There are a variety of different machines to be seen in the yard. These include two cranes, one — which used to unload slates at Port Dinorwic — with a steam engine, the second, a diesel excavator from the 1930s, showing the new generation of diesel machinery.
'Wagons everywhere — wagons waiting to be mended, wagons already mended and painted red with big numbers on them …spare wheels everywhere'
The Cropping Shed contains some of the largest machines in the workshops, including the cutter or shears itself, with its powerful blades, used to cut through thick steel. Here too you can see one of Dinorwig Quarry's old receivers (although nowadays a modern electrical engine blows air into it): this is the air that rushes through the horn on the external wall from time to time during the day. This is the 'Fire Engine' hooter, one of two at the quarry. The caniad (‘call’) first thing in the morning and then at regular times during the day, denoting blasting times in the quarry, was a familiar sound to the people of Llanberis and the surrounding area.
The compressor also blew compacted air through a network of pipes which extended all over the quarry. These pipes supplied compressed air to drive the drilling machines used at the rockface.

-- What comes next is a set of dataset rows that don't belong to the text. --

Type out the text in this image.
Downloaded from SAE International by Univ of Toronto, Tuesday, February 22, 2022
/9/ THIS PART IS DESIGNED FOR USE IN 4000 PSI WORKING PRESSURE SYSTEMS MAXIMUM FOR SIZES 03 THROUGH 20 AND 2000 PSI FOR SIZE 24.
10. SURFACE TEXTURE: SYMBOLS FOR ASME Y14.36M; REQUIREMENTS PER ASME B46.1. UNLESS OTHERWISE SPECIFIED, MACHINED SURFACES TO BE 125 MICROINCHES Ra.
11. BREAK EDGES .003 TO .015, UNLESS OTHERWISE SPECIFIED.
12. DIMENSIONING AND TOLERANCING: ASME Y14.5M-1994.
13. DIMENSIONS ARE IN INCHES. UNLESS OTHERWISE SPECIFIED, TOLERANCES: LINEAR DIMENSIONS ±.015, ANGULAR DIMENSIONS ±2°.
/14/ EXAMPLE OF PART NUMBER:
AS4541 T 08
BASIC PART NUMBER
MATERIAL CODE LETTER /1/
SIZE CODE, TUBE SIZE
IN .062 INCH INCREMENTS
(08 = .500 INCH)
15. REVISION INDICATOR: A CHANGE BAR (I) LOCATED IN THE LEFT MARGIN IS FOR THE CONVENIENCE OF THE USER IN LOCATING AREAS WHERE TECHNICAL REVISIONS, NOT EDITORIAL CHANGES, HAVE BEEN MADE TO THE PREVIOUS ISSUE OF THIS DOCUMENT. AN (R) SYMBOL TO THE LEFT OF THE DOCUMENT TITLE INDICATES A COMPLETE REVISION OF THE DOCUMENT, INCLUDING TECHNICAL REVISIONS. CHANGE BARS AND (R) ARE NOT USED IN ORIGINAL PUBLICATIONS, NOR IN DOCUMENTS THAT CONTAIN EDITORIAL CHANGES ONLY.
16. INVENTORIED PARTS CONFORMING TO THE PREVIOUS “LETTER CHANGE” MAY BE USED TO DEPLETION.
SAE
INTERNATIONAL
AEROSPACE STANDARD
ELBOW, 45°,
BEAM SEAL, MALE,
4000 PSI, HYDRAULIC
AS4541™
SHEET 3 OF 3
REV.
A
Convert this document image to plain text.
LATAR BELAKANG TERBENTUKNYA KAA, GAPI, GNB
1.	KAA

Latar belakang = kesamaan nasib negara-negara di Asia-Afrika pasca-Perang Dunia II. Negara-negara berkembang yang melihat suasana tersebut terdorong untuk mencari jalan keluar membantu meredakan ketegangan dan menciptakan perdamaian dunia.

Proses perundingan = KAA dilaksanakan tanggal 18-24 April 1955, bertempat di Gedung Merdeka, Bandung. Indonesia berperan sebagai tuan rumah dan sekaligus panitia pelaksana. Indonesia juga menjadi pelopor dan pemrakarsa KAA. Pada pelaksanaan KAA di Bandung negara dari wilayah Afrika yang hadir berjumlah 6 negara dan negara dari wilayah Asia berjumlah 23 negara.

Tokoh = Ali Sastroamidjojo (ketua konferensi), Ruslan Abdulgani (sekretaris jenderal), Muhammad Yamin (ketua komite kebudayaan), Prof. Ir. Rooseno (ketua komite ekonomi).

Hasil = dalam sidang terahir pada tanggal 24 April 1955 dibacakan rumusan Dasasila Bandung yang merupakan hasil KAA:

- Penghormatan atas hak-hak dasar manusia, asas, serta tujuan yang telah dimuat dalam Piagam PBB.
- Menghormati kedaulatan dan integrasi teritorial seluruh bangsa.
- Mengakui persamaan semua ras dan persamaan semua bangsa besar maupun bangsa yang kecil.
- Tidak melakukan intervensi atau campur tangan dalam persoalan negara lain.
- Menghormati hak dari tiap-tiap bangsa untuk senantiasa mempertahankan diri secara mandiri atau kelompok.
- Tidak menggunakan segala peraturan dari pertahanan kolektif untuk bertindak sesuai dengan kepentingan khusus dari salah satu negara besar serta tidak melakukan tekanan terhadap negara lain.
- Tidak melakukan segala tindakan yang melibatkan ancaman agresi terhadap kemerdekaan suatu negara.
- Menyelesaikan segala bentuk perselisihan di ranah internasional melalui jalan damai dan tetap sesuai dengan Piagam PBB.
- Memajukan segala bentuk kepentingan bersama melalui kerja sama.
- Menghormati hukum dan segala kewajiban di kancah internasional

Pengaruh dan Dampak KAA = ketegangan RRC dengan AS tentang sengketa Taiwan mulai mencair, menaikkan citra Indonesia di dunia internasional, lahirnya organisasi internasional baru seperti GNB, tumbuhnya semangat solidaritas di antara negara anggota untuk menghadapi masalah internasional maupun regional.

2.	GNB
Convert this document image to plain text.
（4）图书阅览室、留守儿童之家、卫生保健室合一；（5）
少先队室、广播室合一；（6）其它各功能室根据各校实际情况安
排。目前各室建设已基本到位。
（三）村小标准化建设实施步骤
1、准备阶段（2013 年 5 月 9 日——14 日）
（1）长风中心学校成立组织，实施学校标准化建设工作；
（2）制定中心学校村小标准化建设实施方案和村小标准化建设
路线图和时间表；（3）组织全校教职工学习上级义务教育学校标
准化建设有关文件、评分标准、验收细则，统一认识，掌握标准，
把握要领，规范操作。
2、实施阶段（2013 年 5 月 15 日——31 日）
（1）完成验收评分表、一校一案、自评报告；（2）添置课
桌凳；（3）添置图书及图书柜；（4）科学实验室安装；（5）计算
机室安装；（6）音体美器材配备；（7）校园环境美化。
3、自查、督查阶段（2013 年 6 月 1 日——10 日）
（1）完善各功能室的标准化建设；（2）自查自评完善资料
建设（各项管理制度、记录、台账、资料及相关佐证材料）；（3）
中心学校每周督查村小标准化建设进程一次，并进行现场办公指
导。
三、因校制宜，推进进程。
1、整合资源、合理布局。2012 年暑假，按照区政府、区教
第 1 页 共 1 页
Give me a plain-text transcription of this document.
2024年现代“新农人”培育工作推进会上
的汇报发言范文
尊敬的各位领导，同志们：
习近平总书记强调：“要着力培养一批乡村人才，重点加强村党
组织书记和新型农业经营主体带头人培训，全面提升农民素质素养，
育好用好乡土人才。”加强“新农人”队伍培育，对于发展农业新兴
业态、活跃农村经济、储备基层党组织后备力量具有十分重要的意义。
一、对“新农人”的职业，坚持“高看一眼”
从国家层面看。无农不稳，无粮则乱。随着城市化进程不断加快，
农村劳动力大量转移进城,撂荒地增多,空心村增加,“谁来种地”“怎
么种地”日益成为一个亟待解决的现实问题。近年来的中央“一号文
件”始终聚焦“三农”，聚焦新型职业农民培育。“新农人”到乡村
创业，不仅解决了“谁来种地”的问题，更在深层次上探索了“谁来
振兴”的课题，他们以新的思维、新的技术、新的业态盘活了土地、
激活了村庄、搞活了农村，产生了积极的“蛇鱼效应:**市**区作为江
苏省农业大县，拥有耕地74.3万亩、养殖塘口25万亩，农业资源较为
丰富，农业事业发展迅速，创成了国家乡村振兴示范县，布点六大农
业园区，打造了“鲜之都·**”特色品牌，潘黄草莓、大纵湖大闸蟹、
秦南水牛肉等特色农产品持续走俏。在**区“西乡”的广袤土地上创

You can also see here lifting gear, or the ‘blondin’, as it was called by the quarryman, after the famous tightrope walker of the 19th century. This equipment was used to raise loaded wagons from the bottom of deep holes or ‘sinks’. This example comes from Penyrorsedd quarry in the Nantlle valley, and is remarkable because it shows the use of electricity in a quarry in the period before 1914. The blondin driver's task demanded fierce concentration, as one slip could mean death at the bottom of the ‘sink’. The electricity came from the Cwm Dyli Power Station in Nant Gwynant, still at work today.